Governments on both sides of the Mason-Dixon Line had an insatiable desire for military recruits.  Pennsylvania native Samuel H. Bulger found this out during the Civil War.

Samuel had moved to Clinton, Iowa, when he was 12.  At age 18, in 1857, he and his family moved to Texas, where Samuel worked as a laborer, and his father raised stock.

Texas seceded in 1861.  A year later, 22-year-old Samuel enlisted as a private in Company E, 6th Texas Infantry.

The infantry was an unpopular choice.  A Confederate recruiter wrote:

[I] find it hard to get Texans to go into infantry companies.  They say they will go mounted, but no other way.  That is, a majority say so.


Years later, Samuel said he had been “pressed into the rebel service.”  He wasn’t drafted, but he may have felt pressured to enlist by his Texas peers, his neighbors, or his employer.

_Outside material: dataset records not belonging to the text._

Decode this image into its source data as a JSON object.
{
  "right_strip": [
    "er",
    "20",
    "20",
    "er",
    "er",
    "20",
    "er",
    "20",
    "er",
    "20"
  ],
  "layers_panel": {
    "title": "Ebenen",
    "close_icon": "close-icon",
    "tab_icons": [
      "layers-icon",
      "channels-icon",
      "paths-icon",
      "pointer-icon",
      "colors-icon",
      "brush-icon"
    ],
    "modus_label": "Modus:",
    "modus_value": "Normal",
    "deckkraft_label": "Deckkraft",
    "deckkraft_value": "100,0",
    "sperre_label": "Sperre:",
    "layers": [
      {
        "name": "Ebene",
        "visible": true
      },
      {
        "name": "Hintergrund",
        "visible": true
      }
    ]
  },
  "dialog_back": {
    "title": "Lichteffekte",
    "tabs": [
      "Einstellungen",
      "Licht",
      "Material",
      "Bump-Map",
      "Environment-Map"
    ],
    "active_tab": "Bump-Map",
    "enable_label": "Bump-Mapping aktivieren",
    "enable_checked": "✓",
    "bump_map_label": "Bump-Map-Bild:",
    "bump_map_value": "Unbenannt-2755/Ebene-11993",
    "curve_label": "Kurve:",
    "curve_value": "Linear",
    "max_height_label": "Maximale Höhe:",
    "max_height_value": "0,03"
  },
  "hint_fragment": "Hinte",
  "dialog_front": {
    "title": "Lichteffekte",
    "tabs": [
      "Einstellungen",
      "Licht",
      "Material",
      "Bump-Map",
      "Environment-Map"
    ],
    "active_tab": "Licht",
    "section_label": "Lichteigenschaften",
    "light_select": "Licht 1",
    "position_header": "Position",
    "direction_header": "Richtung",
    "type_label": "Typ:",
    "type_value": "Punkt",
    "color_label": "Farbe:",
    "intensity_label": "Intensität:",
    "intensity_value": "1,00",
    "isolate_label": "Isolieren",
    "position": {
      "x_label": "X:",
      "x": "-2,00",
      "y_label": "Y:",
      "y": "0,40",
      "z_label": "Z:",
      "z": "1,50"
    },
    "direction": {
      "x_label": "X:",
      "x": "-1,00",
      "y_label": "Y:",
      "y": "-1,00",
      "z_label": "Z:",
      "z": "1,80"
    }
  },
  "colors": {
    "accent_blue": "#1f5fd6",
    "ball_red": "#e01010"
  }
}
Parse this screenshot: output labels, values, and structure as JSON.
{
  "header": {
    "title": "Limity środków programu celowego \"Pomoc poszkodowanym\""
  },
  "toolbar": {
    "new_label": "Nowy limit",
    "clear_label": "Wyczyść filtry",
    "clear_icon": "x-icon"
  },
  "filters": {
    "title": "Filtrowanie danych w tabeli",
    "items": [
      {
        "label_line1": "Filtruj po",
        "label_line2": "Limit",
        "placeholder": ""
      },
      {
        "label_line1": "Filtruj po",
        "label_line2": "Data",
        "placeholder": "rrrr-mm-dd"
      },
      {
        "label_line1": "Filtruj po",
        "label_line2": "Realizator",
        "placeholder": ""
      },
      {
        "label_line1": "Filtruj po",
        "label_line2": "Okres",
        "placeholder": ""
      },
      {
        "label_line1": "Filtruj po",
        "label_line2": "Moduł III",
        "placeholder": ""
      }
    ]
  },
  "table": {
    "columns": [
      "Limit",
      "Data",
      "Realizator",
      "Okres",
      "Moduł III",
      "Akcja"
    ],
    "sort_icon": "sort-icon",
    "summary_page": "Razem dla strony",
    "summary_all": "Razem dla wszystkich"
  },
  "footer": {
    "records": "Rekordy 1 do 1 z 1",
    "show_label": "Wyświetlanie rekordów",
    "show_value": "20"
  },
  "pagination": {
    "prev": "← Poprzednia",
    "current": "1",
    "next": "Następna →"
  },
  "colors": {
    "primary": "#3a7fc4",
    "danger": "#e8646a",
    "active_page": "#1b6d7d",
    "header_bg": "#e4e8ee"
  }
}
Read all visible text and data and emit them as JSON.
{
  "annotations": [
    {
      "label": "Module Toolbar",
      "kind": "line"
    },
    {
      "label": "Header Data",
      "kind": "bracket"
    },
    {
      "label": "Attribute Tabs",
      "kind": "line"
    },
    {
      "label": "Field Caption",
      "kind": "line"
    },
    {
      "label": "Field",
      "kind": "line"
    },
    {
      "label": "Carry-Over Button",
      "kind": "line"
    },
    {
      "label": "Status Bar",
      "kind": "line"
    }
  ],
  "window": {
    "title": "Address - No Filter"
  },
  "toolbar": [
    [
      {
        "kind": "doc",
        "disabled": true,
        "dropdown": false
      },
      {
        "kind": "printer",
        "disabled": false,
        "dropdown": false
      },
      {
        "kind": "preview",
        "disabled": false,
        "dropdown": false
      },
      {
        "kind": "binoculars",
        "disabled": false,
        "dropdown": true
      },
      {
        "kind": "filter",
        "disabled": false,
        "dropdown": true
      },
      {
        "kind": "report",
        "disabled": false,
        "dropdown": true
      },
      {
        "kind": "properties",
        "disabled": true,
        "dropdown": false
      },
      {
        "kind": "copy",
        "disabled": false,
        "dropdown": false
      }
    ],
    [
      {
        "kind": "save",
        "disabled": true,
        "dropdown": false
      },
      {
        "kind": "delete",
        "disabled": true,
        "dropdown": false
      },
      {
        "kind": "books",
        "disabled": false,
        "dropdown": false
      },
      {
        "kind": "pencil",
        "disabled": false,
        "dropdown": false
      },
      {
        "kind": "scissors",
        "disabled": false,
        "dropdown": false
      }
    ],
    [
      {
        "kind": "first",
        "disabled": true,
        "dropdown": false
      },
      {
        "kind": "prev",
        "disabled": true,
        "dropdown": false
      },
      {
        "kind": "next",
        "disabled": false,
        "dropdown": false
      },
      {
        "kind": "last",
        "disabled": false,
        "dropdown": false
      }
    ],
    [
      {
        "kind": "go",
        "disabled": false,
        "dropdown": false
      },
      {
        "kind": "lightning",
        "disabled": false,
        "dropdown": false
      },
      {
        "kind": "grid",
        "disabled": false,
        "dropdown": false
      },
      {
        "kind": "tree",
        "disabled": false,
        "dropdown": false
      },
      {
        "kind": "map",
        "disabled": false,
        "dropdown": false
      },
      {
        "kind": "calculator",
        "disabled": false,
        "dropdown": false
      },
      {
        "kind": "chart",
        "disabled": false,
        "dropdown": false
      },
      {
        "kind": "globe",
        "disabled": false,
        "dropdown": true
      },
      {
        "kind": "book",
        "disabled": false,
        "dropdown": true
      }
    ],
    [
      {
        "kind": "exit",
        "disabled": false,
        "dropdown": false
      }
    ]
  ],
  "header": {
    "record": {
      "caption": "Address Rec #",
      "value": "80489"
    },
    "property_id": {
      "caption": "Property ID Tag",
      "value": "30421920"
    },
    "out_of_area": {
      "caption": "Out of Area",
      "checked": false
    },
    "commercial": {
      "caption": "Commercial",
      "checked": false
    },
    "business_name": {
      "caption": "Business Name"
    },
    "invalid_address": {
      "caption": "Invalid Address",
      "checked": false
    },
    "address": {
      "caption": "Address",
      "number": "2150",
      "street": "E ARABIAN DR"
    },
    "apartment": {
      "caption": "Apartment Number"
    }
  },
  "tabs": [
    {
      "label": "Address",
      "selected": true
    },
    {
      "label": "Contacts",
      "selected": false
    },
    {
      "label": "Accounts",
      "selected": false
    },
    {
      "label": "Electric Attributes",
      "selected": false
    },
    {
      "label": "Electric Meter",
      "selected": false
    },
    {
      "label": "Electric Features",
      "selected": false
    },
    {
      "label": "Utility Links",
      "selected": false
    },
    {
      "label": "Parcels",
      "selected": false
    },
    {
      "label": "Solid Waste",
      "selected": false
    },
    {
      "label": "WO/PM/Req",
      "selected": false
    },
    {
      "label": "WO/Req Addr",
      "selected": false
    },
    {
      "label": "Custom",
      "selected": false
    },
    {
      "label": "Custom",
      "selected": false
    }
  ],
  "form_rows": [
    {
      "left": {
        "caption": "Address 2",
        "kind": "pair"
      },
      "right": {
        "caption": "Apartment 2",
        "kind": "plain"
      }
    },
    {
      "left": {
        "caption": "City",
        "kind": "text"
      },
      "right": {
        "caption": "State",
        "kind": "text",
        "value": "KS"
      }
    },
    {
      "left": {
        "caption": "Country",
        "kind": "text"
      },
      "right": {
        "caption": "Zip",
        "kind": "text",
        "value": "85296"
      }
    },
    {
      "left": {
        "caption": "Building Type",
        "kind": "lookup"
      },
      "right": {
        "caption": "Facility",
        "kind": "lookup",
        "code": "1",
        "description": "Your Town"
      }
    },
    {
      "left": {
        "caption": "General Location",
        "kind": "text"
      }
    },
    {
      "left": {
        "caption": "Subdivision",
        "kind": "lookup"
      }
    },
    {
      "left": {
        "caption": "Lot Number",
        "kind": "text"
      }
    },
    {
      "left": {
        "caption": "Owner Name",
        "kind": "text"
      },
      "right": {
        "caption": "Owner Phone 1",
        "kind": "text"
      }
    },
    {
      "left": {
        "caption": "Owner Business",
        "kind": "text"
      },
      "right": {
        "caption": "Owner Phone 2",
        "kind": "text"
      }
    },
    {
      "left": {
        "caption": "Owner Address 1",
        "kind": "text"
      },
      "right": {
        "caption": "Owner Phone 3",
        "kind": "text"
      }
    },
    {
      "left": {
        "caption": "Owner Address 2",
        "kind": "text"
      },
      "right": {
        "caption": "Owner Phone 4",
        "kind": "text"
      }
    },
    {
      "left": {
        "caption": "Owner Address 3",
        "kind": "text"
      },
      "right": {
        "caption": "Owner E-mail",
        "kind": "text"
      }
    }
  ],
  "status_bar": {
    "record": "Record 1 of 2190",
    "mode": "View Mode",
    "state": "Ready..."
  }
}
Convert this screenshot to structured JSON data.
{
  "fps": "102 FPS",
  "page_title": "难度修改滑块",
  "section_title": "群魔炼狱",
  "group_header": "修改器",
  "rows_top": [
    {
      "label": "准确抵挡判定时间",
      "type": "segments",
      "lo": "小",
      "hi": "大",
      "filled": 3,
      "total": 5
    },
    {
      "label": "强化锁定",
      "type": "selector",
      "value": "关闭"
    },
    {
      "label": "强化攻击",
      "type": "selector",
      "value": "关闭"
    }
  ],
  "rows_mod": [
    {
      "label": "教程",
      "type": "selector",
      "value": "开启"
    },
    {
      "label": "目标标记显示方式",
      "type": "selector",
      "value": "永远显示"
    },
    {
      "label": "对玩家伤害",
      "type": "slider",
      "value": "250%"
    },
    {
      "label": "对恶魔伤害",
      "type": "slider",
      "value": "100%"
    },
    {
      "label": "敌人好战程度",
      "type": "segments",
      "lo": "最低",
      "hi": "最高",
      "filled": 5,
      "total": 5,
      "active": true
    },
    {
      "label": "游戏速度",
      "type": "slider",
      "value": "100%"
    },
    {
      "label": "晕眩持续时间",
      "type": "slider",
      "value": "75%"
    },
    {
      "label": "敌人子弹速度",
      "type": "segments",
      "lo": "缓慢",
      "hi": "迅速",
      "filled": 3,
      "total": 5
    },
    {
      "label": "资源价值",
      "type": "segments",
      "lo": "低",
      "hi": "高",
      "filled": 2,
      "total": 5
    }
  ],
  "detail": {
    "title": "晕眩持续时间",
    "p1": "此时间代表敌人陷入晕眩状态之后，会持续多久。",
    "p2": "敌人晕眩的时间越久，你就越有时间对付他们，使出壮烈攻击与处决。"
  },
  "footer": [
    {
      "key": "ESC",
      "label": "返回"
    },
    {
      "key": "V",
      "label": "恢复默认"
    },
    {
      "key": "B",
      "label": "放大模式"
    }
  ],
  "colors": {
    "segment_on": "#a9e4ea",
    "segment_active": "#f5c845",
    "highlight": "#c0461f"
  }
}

His younger brother, Philip, enlisted in the same company a few months later.

Samuel’s troubles began to mount.  For starters, he received no pay for eight months.

Their regiment was sent to Fort Hindman, also called Arkansas Post, on the Arkansas River. Union commanders considered Fort Hindman a stepping-stone to Vicksburg.


In early January 1863, Union troops and gunboats moved in, outnumbering Confederate troops 6 to 1.  Admiral David D. Porter’s gunboats began shelling the Confederate positions.

(Currier and Ives)

Battle of Fort Hindman (Currier and Ives)

The Confederate infantrymen retreated to rifle pits outside of Fort Hindman.   Intense shelling lasted for a day, and the Confederates surrendered on January 11.

They were hustled on to steamboats.  Soaking wet from rain and snow, Sam, his brother, and other POWs suffered terribly, heading up the Mississippi.

The Bulger brothers and their fellow POWs went to Camp Butler in Springfield, Illinois.  After a month-and-a-half of captivity, in March 1863, Sam took the oath of allegiance to the U.S.  Dozens of his comrades did, too, including his brother, Philip.

Historian James M. McCaffrey notes:

Other prisoners referred to this oath taking as ‘swallowing the puppy,’ and called those who took the oath ‘razorbacks’.

Samuel returned to Clinton, but he couldn’t escape the war.  He was enumerated for the draft that summer.

Conflicting information creeps into the story.  Samuel claimed to have served the Union Army for three months, which would have made him a 100 Day Man.  However, I haven’t found any record of this.

His brother, Philip, was a different story.  Philip was a 100 Day Man.

Samuel claimed to have been drafted the following year, in 1864, so he scraped up enough money to hire a substitute to take his place.  He also married Alice D. Stockwell.  They later had four children and moved to Appanoose County, Iowa.

In 1890, Samuel and his wife moved to Guadalupe County, Texas.  Samuel died on August 28, 1893.